Für einen Bürgerpark ins Auge gefasst hat die örtliche SPD das Teichgebiet neben Schützenhaus und Sportgelände. Die Fraktion brachte einen Antrag ein, wonach Möglichkeiten geprüft werden sollten, das Gelände zu einem Bürgerpark mit Minigolf, Boule-Bahn sowie Natur- und Erlebnispfad mit Grillplatz, Ruhebänken und Freilufttheater auszubauen. „Eine munteres Paket“, nannte Stadtvertreter Dr. Karl-Heinz Rehbein den Vorschlag. Dennoch: Der Antrag wurde mit einer Enthaltung beschlossen und wird nun der Verwaltung vorgelegt.
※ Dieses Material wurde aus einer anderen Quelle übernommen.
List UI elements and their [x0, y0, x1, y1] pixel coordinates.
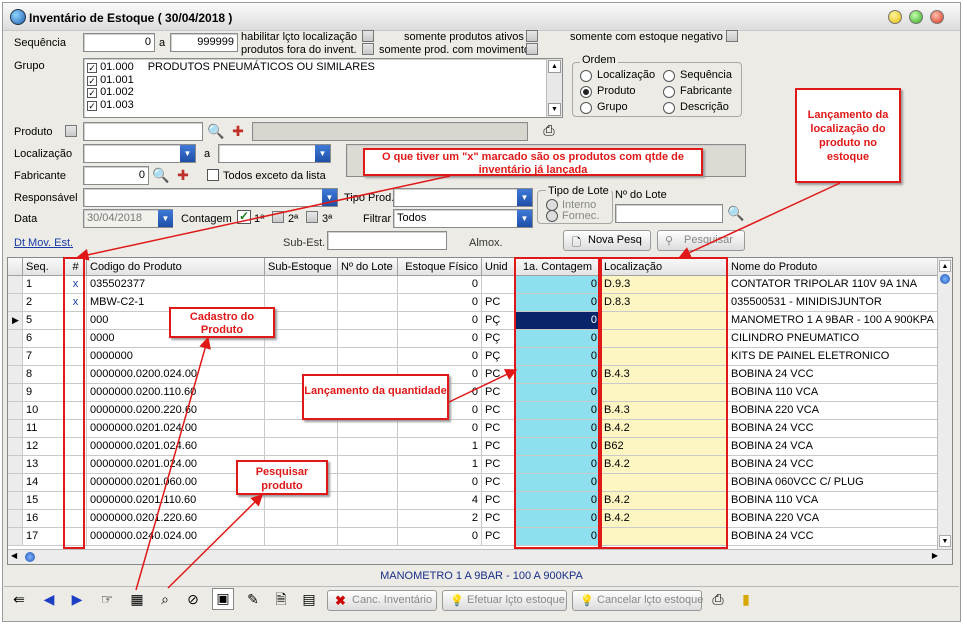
arrow-marcado	[76, 175, 451, 261]
annotation-arrows	[76, 175, 841, 591]
arrow-quantidade	[448, 369, 518, 403]
arrow-cadastro	[135, 336, 211, 591]
arrow-localizacao	[678, 182, 841, 259]
arrow-pesquisar	[167, 493, 264, 589]
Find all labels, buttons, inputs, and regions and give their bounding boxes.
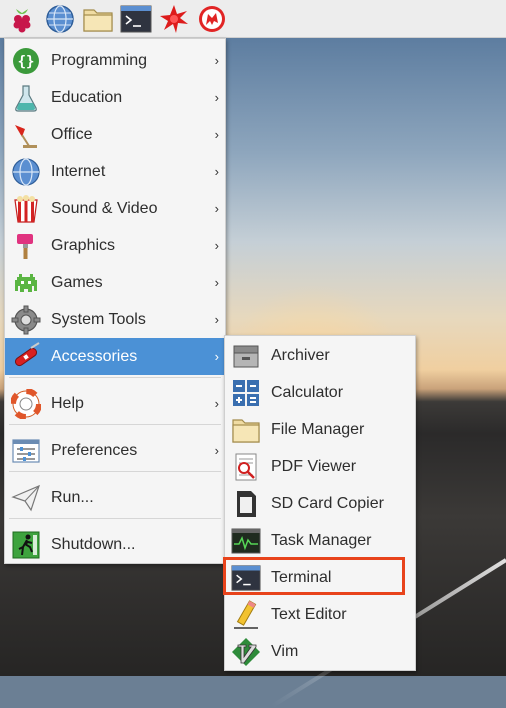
menu-item-education[interactable]: Education › [5, 79, 225, 116]
games-icon [9, 266, 43, 300]
file-manager-button[interactable] [82, 3, 114, 35]
submenu-item-label: PDF Viewer [271, 457, 357, 475]
submenu-item-label: Task Manager [271, 531, 372, 549]
submenu-arrow-icon: › [214, 349, 219, 364]
menu-divider [9, 471, 221, 472]
submenu-item-vim[interactable]: Vim [225, 633, 415, 670]
submenu-arrow-icon: › [214, 90, 219, 105]
vim-icon [229, 635, 263, 669]
accessories-submenu: Archiver Calculator File Manager PDF Vie… [224, 335, 416, 671]
submenu-arrow-icon: › [214, 312, 219, 327]
task-manager-icon [229, 524, 263, 558]
run-icon [9, 481, 43, 515]
submenu-arrow-icon: › [214, 275, 219, 290]
submenu-item-file-manager[interactable]: File Manager [225, 411, 415, 448]
menu-item-programming[interactable]: {} Programming › [5, 42, 225, 79]
submenu-item-terminal[interactable]: Terminal [225, 559, 415, 596]
calculator-icon [229, 376, 263, 410]
menu-item-help[interactable]: Help › [5, 385, 225, 422]
submenu-item-label: Vim [271, 642, 299, 660]
menu-item-label: System Tools [51, 310, 146, 328]
web-browser-button[interactable] [44, 3, 76, 35]
submenu-arrow-icon: › [214, 238, 219, 253]
submenu-item-pdf-viewer[interactable]: PDF Viewer [225, 448, 415, 485]
submenu-item-text-editor[interactable]: Text Editor [225, 596, 415, 633]
submenu-item-label: Archiver [271, 346, 330, 364]
programming-icon: {} [9, 44, 43, 78]
menu-item-label: Games [51, 273, 103, 291]
submenu-arrow-icon: › [214, 127, 219, 142]
submenu-item-task-manager[interactable]: Task Manager [225, 522, 415, 559]
file-manager-icon [229, 413, 263, 447]
internet-icon [9, 155, 43, 189]
wolfram-icon [199, 5, 225, 32]
submenu-item-label: Text Editor [271, 605, 347, 623]
sd-card-copier-icon [229, 487, 263, 521]
menu-divider [9, 424, 221, 425]
terminal-icon [120, 5, 152, 32]
menu-divider [9, 518, 221, 519]
menu-item-graphics[interactable]: Graphics › [5, 227, 225, 264]
submenu-item-label: Calculator [271, 383, 344, 401]
raspberry-pi-menu-icon [13, 8, 31, 32]
mathematica-icon [160, 4, 188, 33]
text-editor-icon [229, 598, 263, 632]
submenu-item-sd-card-copier[interactable]: SD Card Copier [225, 485, 415, 522]
menu-item-label: Internet [51, 162, 106, 180]
shutdown-icon [9, 528, 43, 562]
submenu-arrow-icon: › [214, 396, 219, 411]
menu-item-label: Education [51, 88, 123, 106]
help-icon [9, 387, 43, 421]
system-tools-icon [9, 303, 43, 337]
menu-item-internet[interactable]: Internet › [5, 153, 225, 190]
menu-item-shutdown[interactable]: Shutdown... [5, 526, 225, 563]
education-icon [9, 81, 43, 115]
submenu-item-archiver[interactable]: Archiver [225, 337, 415, 374]
top-panel [0, 0, 506, 38]
graphics-icon [9, 229, 43, 263]
accessories-icon [9, 340, 43, 374]
preferences-icon [9, 434, 43, 468]
terminal-button[interactable] [120, 3, 152, 35]
mathematica-button[interactable] [158, 3, 190, 35]
menu-item-games[interactable]: Games › [5, 264, 225, 301]
submenu-arrow-icon: › [214, 201, 219, 216]
submenu-item-label: Terminal [271, 568, 332, 586]
raspberry-pi-menu-button[interactable] [6, 3, 38, 35]
menu-item-label: Office [51, 125, 93, 143]
svg-text:{}: {} [18, 54, 35, 70]
submenu-item-calculator[interactable]: Calculator [225, 374, 415, 411]
submenu-item-label: SD Card Copier [271, 494, 384, 512]
menu-item-sound-video[interactable]: Sound & Video › [5, 190, 225, 227]
menu-item-run[interactable]: Run... [5, 479, 225, 516]
menu-item-label: Run... [51, 488, 94, 506]
main-menu: {} Programming › Education › Office › In… [4, 38, 226, 564]
sound-video-icon [9, 192, 43, 226]
menu-divider [9, 377, 221, 378]
submenu-arrow-icon: › [214, 443, 219, 458]
file-manager-icon [83, 8, 113, 32]
menu-item-preferences[interactable]: Preferences › [5, 432, 225, 469]
submenu-arrow-icon: › [214, 53, 219, 68]
menu-item-accessories[interactable]: Accessories › [5, 338, 225, 375]
pdf-viewer-icon [229, 450, 263, 484]
submenu-item-label: File Manager [271, 420, 365, 438]
menu-item-label: Graphics [51, 236, 116, 254]
archiver-icon [229, 339, 263, 373]
wolfram-button[interactable] [196, 3, 228, 35]
menu-item-label: Sound & Video [51, 199, 158, 217]
office-icon [9, 118, 43, 152]
terminal-icon [229, 561, 263, 595]
menu-item-office[interactable]: Office › [5, 116, 225, 153]
menu-item-label: Help [51, 394, 84, 412]
menu-item-label: Preferences [51, 441, 138, 459]
menu-item-label: Shutdown... [51, 535, 136, 553]
menu-item-label: Programming [51, 51, 148, 69]
web-browser-icon [46, 4, 74, 33]
menu-item-label: Accessories [51, 347, 138, 365]
submenu-arrow-icon: › [214, 164, 219, 179]
menu-item-system-tools[interactable]: System Tools › [5, 301, 225, 338]
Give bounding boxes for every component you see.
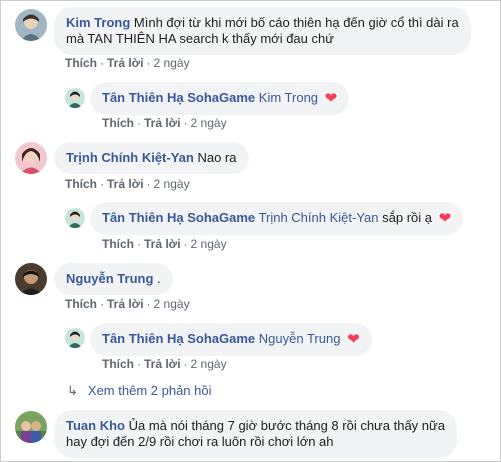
reply-bubble: Tân Thiên Hạ SohaGame Kim Trong ❤ <box>90 82 350 115</box>
reply-bubble: Tân Thiên Hạ SohaGame Nguyễn Trung ❤ <box>90 323 372 356</box>
comment-bubble: Kim Trong Mình đợi từ khi mới bố cáo thi… <box>54 7 471 55</box>
comment-actions: Thích · Trả lời · 2 ngày <box>65 177 190 191</box>
reply-mention[interactable]: Kim Trong <box>259 90 318 105</box>
avatar-tan-thien-ha[interactable] <box>65 88 85 108</box>
like-button[interactable]: Thích <box>102 116 134 130</box>
view-more-replies-label: Xem thêm 2 phản hồi <box>87 383 212 398</box>
reply-mention[interactable]: Nguyễn Trung <box>259 331 341 346</box>
heart-icon: ❤ <box>438 210 452 227</box>
avatar-image <box>65 208 85 228</box>
comment-actions: Thích · Trả lời · 2 ngày <box>65 297 190 311</box>
comment-author[interactable]: Trịnh Chính Kiệt-Yan <box>66 150 194 165</box>
like-button[interactable]: Thích <box>65 56 97 70</box>
comment-text-line1: Nao ra <box>197 150 237 165</box>
avatar-tan-thien-ha[interactable] <box>65 208 85 228</box>
comment-author[interactable]: Tuan Kho <box>66 418 125 433</box>
avatar-image <box>65 88 85 108</box>
reply-button[interactable]: Trả lời <box>144 116 181 130</box>
avatar-tuan-kho[interactable] <box>15 411 47 443</box>
reply-time[interactable]: 2 ngày <box>191 357 227 371</box>
reply-actions: Thích · Trả lời · 2 ngày <box>102 237 227 251</box>
reply-author[interactable]: Tân Thiên Hạ SohaGame <box>102 331 255 346</box>
heart-icon: ❤ <box>324 90 338 107</box>
like-button[interactable]: Thích <box>65 297 97 311</box>
reply-arrow-icon: ↳ <box>67 383 78 398</box>
reply-button[interactable]: Trả lời <box>107 297 144 311</box>
reply-button[interactable]: Trả lời <box>144 237 181 251</box>
reply-time[interactable]: 2 ngày <box>191 237 227 251</box>
avatar-nguyen-trung[interactable] <box>15 263 47 295</box>
heart-icon: ❤ <box>347 331 360 348</box>
comment-text-line2: hay đợi đến 2/9 rồi chơi ra luôn rồi chơ… <box>66 434 334 449</box>
comment-text-line1: Mình đợi từ khi mới bố cáo thiên hạ đến … <box>133 15 459 30</box>
comment-bubble: Trịnh Chính Kiệt-Yan Nao ra <box>54 142 249 174</box>
reply-button[interactable]: Trả lời <box>107 177 144 191</box>
comment-author[interactable]: Nguyễn Trung <box>66 271 153 286</box>
like-button[interactable]: Thích <box>65 177 97 191</box>
avatar-image <box>15 411 47 443</box>
avatar-kim-trong[interactable] <box>15 9 47 41</box>
avatar-image <box>15 263 47 295</box>
comment-bubble: Nguyễn Trung . <box>54 263 173 295</box>
avatar-trinh-chinh-kiet-yan[interactable] <box>15 142 47 174</box>
reply-time[interactable]: 2 ngày <box>191 116 227 130</box>
comment-text-line1: . <box>157 271 161 286</box>
comment-author[interactable]: Kim Trong <box>66 15 130 30</box>
reply-button[interactable]: Trả lời <box>144 357 181 371</box>
reply-author[interactable]: Tân Thiên Hạ SohaGame <box>102 90 255 105</box>
avatar-tan-thien-ha[interactable] <box>65 328 85 348</box>
comment-text-line2: mà TAN THIÊN HA search k thấy mới đau ch… <box>66 31 334 46</box>
comment-actions: Thích · Trả lời · 2 ngày <box>65 56 190 70</box>
view-more-replies-link[interactable]: ↳ Xem thêm 2 phản hồi <box>67 383 211 399</box>
comment-text-line1: Ủa mà nói tháng 7 giờ bước tháng 8 rồi c… <box>128 418 445 433</box>
reply-bubble: Tân Thiên Hạ SohaGame Trịnh Chính Kiệt-Y… <box>90 202 464 235</box>
reply-author[interactable]: Tân Thiên Hạ SohaGame <box>102 210 255 225</box>
reply-actions: Thích · Trả lời · 2 ngày <box>102 357 227 371</box>
avatar-image <box>15 142 47 174</box>
comment-time[interactable]: 2 ngày <box>154 297 190 311</box>
reply-text: sắp rồi ạ <box>382 210 432 225</box>
like-button[interactable]: Thích <box>102 357 134 371</box>
comments-panel: Kim Trong Mình đợi từ khi mới bố cáo thi… <box>0 0 501 462</box>
avatar-image <box>65 328 85 348</box>
comment-time[interactable]: 2 ngày <box>154 177 190 191</box>
avatar-image <box>15 9 47 41</box>
comment-bubble: Tuan Kho Ủa mà nói tháng 7 giờ bước thán… <box>54 410 457 458</box>
reply-mention[interactable]: Trịnh Chính Kiệt-Yan <box>259 210 379 225</box>
like-button[interactable]: Thích <box>102 237 134 251</box>
reply-button[interactable]: Trả lời <box>107 56 144 70</box>
reply-actions: Thích · Trả lời · 2 ngày <box>102 116 227 130</box>
comment-time[interactable]: 2 ngày <box>154 56 190 70</box>
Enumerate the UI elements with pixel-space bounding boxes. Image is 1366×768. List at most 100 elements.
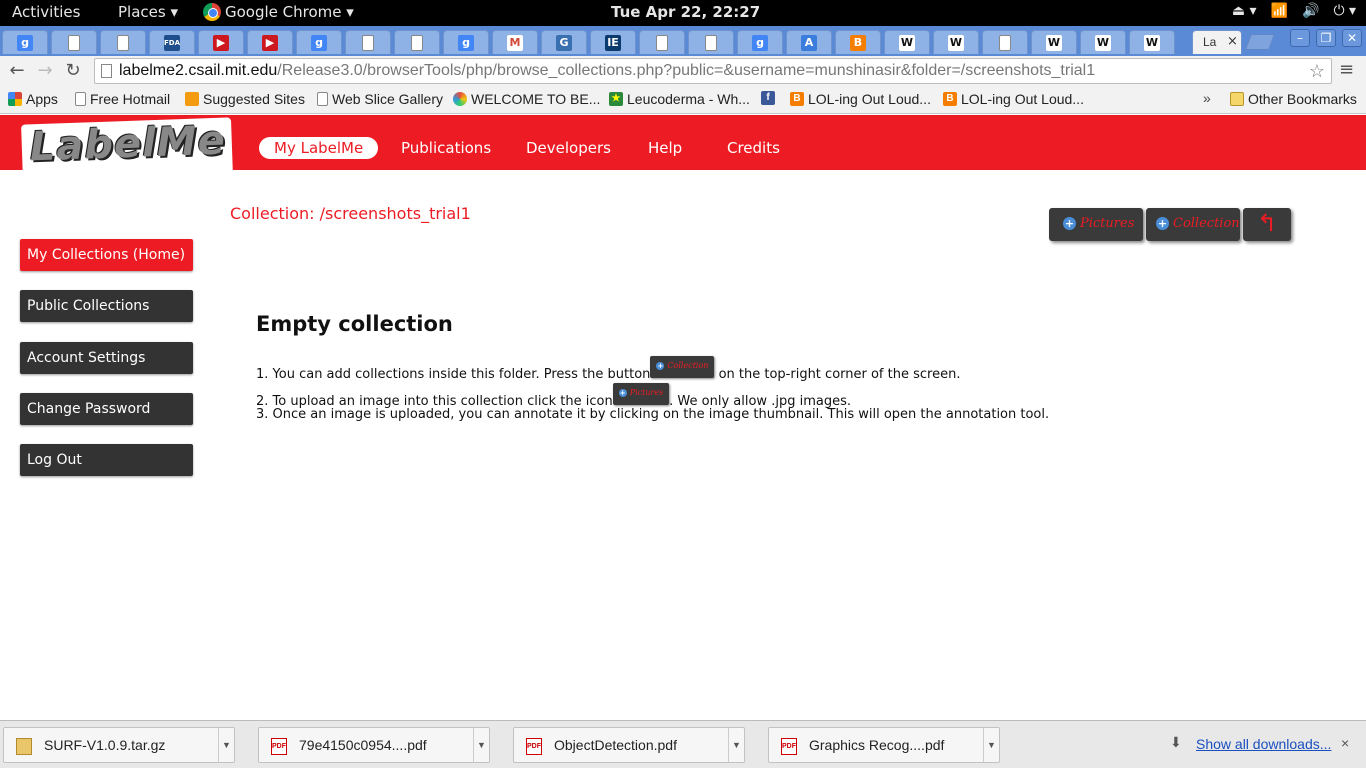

Die Abstimmung wäre auch nicht anders ausgefallen, wäre Grünen-Vertreterin Jule Grunau noch Ratsmitglied. Durch ihren Umzug in die Reichenbachstraße musste sie ihr Mandat niederlegen. Der Sitzverlust im Ortsrat wird nicht ausgeglichen, künftig zählt der Ortsrat acht Mitglieder.

One comment

  1. Zitat von der Homepage der Sparkasse-LG:“Neben einem umfangreichen Online-Service nutzen Sie ein dichtes Netz von Filialen und SB-Einrichtungen. Freundliche und kompetente Mitarbeiter sind gern persönlich für Sie da.“ Ob man da schon jetzt und erst recht in Zukunft noch von einem dichten Netz von Filialen und SB-Einrichtungen sprechen kann? Doch das nur nebenbei.
    Viel interessanter und eine Übersetzung wert ist folgender Satz von Herrn May: „Geldautomaten rechneten sich in Einkaufszentren, an Durchfahrtstraßen oder an Bahnhöfen, hier profitiere man von Fremdnutzern. “ Anders ausgedrückt: Was interessiert mich der Service für unsere Kunden. Ich will Gebühreneinnahmen von Fremdnutzern haben und mehr Geld einnehmen. So sieht also die Nähe zum Kunden und der Region aus.
    Und noch einbemerkenswerter Satz von Herrn May, der diese Interpretation stützt: „Mai erwiderte: “In Vögelsen, Embsen und Kirchgellersen haben wir im letzten Jahr unsere Geschäftsstellen geschlossen…“. Was ist eigentlich der rechtliche Auftrag und der Urgedanke der Sparkassen? Fernab vom Kunden und minimaler Service vielleicht?
    Das Selbstverständnis scheint jedenfalls langsam so auszusehen: Maximierung der Gebühreneinnahmen und Sollzinsen, sowie Optimierung eigentlich einer Sparkasse fremder Geschäftsfelder wie Immobilienverkauf und Versicherungen. Fast schon so als wenn es beim Frisuer nebenbei eine Frischwursttheke und einen Backshop gibt.
    Aber damit die Heimat- und Kundenverbundenheit betont wird, dann nur mit Produkten aus der Region. Und schon ist wieder alles in Butter. Nie war mir die Sparkasse ferner als Heute.